Here’s what he means. No other creature appears to be able meaningfully to imagine different futures and then communicate and act upon them. Almost all sentient creatures appear to live largely in the moment. So consider this: If early Homo sapiens were able to huddle together and say, in effect, “Og and I will go around the backside of the hill, you attack that band of Neanderthals from the front, and when they flee over the hill, Og and I will ambush them.” This capacity for imagination (which, upon reflection, we see is essential to the evolution of all our technology), is what made us superior to all other creatures on earth. If we had it and nobody else did, it was game over.
Is the ability to imagine different futures exclusive to us? We can’t be certain—maybe elephants or whales can do it, and if you’ve read John Vaillant’s The Tiger: A True Story of Vengeance and Survival, then it certainly seems that at least some individuals of other species pull it off on occasion. But certainly we are the species that has perfected the use of story as an evolutionary tool.
As a storyteller myself, that must mean I’m highly evolved. :)

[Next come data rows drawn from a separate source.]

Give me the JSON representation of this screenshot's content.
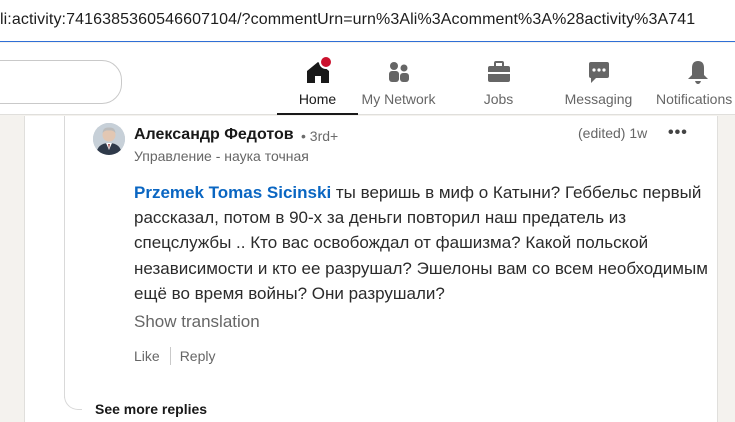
{
  "browser": {
    "url": "li:activity:7416385360546607104/?commentUrn=urn%3Ali%3Acomment%3A%28activity%3A741"
  },
  "nav": {
    "items": [
      {
        "label": "Home",
        "icon": "home-icon"
      },
      {
        "label": "My Network",
        "icon": "my-network-icon"
      },
      {
        "label": "Jobs",
        "icon": "jobs-icon"
      },
      {
        "label": "Messaging",
        "icon": "messaging-icon"
      },
      {
        "label": "Notifications",
        "icon": "notifications-icon"
      }
    ],
    "active": "Home",
    "notification_color": "#cb112d"
  },
  "comment": {
    "author": "Александр Федотов",
    "degree": "• 3rd+",
    "headline": "Управление - наука точная",
    "timestamp": "(edited) 1w",
    "more": "•••",
    "mention": "Przemek Tomas Sicinski",
    "text": " ты веришь в миф о Катыни? Геббельс первый рассказал, потом в 90-х за деньги повторил наш предатель из спецслужбы .. Кто вас освобождал от фашизма? Какой польской независимости и кто ее разрушал? Эшелоны вам со всем необходимым ещё во время войны? Они разрушали?",
    "show_translation": "Show translation",
    "like": "Like",
    "reply": "Reply"
  },
  "see_more_replies": "See more replies",
  "colors": {
    "accent": "#0a66c2",
    "background": "#f4f2ee"
  }
}
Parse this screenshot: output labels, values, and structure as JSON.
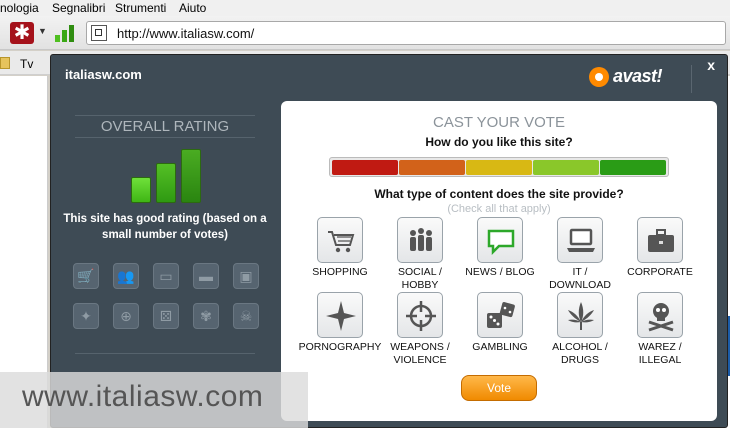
{
  "menu": {
    "items": [
      "nologia",
      "Segnalibri",
      "Strumenti",
      "Aiuto"
    ]
  },
  "toolbar": {
    "url": "http://www.italiasw.com/"
  },
  "bookmarks": {
    "items": [
      "Tv"
    ]
  },
  "overlay": {
    "site": "italiasw.com",
    "close": "x",
    "brand": "avast!",
    "rating": {
      "title": "OVERALL RATING",
      "level": 3,
      "max_level": 3,
      "text": "This site has good rating (based on a small number of votes)",
      "icons": [
        "shopping-cart-icon",
        "people-icon",
        "speech-bubble-icon",
        "laptop-icon",
        "briefcase-icon",
        "star-icon",
        "crosshair-icon",
        "dice-icon",
        "leaf-icon",
        "skull-icon"
      ]
    },
    "vote": {
      "title": "CAST YOUR VOTE",
      "question": "How do you like this site?",
      "scale_colors": [
        "#c01a12",
        "#d2621a",
        "#d8b814",
        "#8ac72a",
        "#2a9c16"
      ],
      "type_question": "What type of content does the site provide?",
      "type_hint": "(Check all that apply)",
      "categories": [
        {
          "label": "SHOPPING",
          "icon": "shopping-cart-icon"
        },
        {
          "label": "SOCIAL / HOBBY",
          "icon": "people-icon"
        },
        {
          "label": "NEWS / BLOG",
          "icon": "speech-bubble-icon"
        },
        {
          "label": "IT / DOWNLOAD",
          "icon": "laptop-icon"
        },
        {
          "label": "CORPORATE",
          "icon": "briefcase-icon"
        },
        {
          "label": "PORNOGRAPHY",
          "icon": "star-icon"
        },
        {
          "label": "WEAPONS / VIOLENCE",
          "icon": "crosshair-icon"
        },
        {
          "label": "GAMBLING",
          "icon": "dice-icon"
        },
        {
          "label": "ALCOHOL / DRUGS",
          "icon": "leaf-icon"
        },
        {
          "label": "WAREZ / ILLEGAL",
          "icon": "skull-icon"
        }
      ],
      "vote_label": "Vote"
    }
  },
  "watermark": "www.italiasw.com"
}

Sapiens is full of these sorts of brilliant revisions to our settled understanding of how the world works. Much of what Harari does is aggregate and translate existing scientific knowledge into highly accessible language (for instance, when he explains how the origins of the modern economy are rooted in the concept of interest payments). That is no mark against him—the book is also full of what was at least to me original thinking. As soon as I finished, I wanted to read it again.